GE Aviation, Pratt & Whitney and Rolls-Royce have expressed interest in bidding on the program.
The U.S. Air Force (USAF) has published a draft request for proposal (RFP) for the B-52H re-engine program. A total of 608 engines plus additional spare engines and support equipment are required. They are to be delivered over 17 years.
These new engines will allow the service to keep the iconic BUFF operational until at least 2050.
The USAF’s B-52Hs’ engines are the Pratt & Whitney TF33-PW-103s which have powered the aircraft since the early 1960s. The TF33 is based on the commercial JT3D that powered the Boeing 707 and Douglas DC-8. Each Stratofortress has eight engines.
According to Flight Global, the service wants a military derivative of a commercial engine to replace those turbines.

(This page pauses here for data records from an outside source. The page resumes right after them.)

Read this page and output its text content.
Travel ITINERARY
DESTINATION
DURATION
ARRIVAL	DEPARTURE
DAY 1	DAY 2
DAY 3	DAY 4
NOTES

CF34-10s, which powers commercial aircraft like Bombardier and Embraer regional jets, and Passport turbofans, which power Bombardier’s Global 7500 business jet are the two engines that GE Aviation plans to offer. The PW800 engine, which powers Gulfstream G500 and G600 business jets, is the engine that plans to offer Pratt & Whitney. Finally, R-R plans to offer the F130 engine (shown in the main image of this post), a military derivative of the company’s BR700, which is also the engine of Gulfstream business jets and other aircraft.
Noteworthy the USAF is looking for a replacement engine that has a similar size, thrust and weight compared to the legacy P&W powerplants. Each of those engines generate 17,000lb-thrust (75.7kN).

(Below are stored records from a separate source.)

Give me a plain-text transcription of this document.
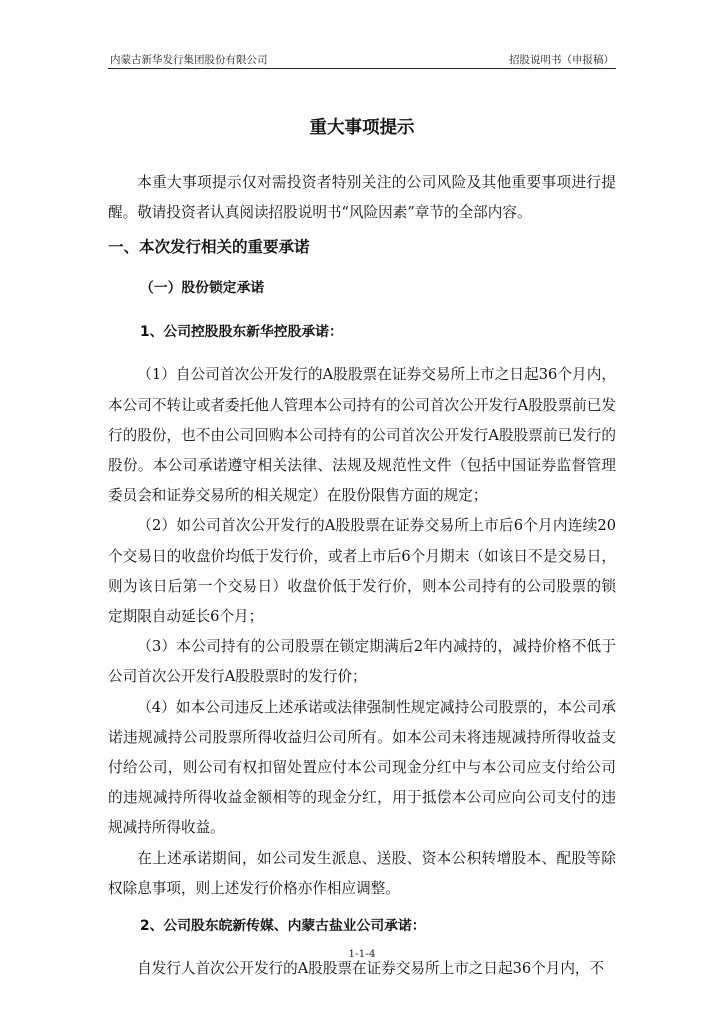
内蒙古新华发行集团股份有限公司	招股说明书（申报稿）
重大事项提示

本重大事项提示仅对需投资者特别关注的公司风险及其他重要事项进行提醒。敬请投资者认真阅读招股说明书“风险因素”章节的全部内容。

一、本次发行相关的重要承诺
（一）股份锁定承诺
1、公司控股股东新华控股承诺：

（1）自公司首次公开发行的A股股票在证券交易所上市之日起36个月内，本公司不转让或者委托他人管理本公司持有的公司首次公开发行A股股票前已发行的股份，也不由公司回购本公司持有的公司首次公开发行A股股票前已发行的股份。本公司承诺遵守相关法律、法规及规范性文件（包括中国证券监督管理委员会和证券交易所的相关规定）在股份限售方面的规定；

（2）如公司首次公开发行的A股股票在证券交易所上市后6个月内连续20个交易日的收盘价均低于发行价，或者上市后6个月期末（如该日不是交易日，则为该日后第一个交易日）收盘价低于发行价，则本公司持有的公司股票的锁定期限自动延长6个月；

（3）本公司持有的公司股票在锁定期满后2年内减持的，减持价格不低于公司首次公开发行A股股票时的发行价；

（4）如本公司违反上述承诺或法律强制性规定减持公司股票的，本公司承诺违规减持公司股票所得收益归公司所有。如本公司未将违规减持所得收益支付给公司，则公司有权扣留处置应付本公司现金分红中与本公司应支付给公司的违规减持所得收益金额相等的现金分红，用于抵偿本公司应向公司支付的违规减持所得收益。

在上述承诺期间，如公司发生派息、送股、资本公积转增股本、配股等除权除息事项，则上述发行价格亦作相应调整。

2、公司股东皖新传媒、内蒙古盐业公司承诺：

自发行人首次公开发行的A股股票在证券交易所上市之日起36个月内，不

1-1-4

However, the service also wants a modern turbofan with a higher bypass ratio and digital engine controls. It wants that engine to have reduced fuel consumption, noise, emissions and operating costs.
For more than 60 years, B-52s have been the backbone of the strategic bomber force for the US. The B-52 is capable of dropping or launching the widest array of weapons in the U.S. inventory. This includes gravity bombs, cluster bombs, precision guided missiles and joint direct attack munitions. Updated with modern technology, the B-52 is capable of delivering the full complement of joint developed weapons.
The B-52A first flew in 1954, and the B model entered service in 1955. A total of 744 B-52s were built, with the last, a B-52H, delivered in October 1962. The first of 102 B-52H’s was delivered to Strategic Air Command in May 1961.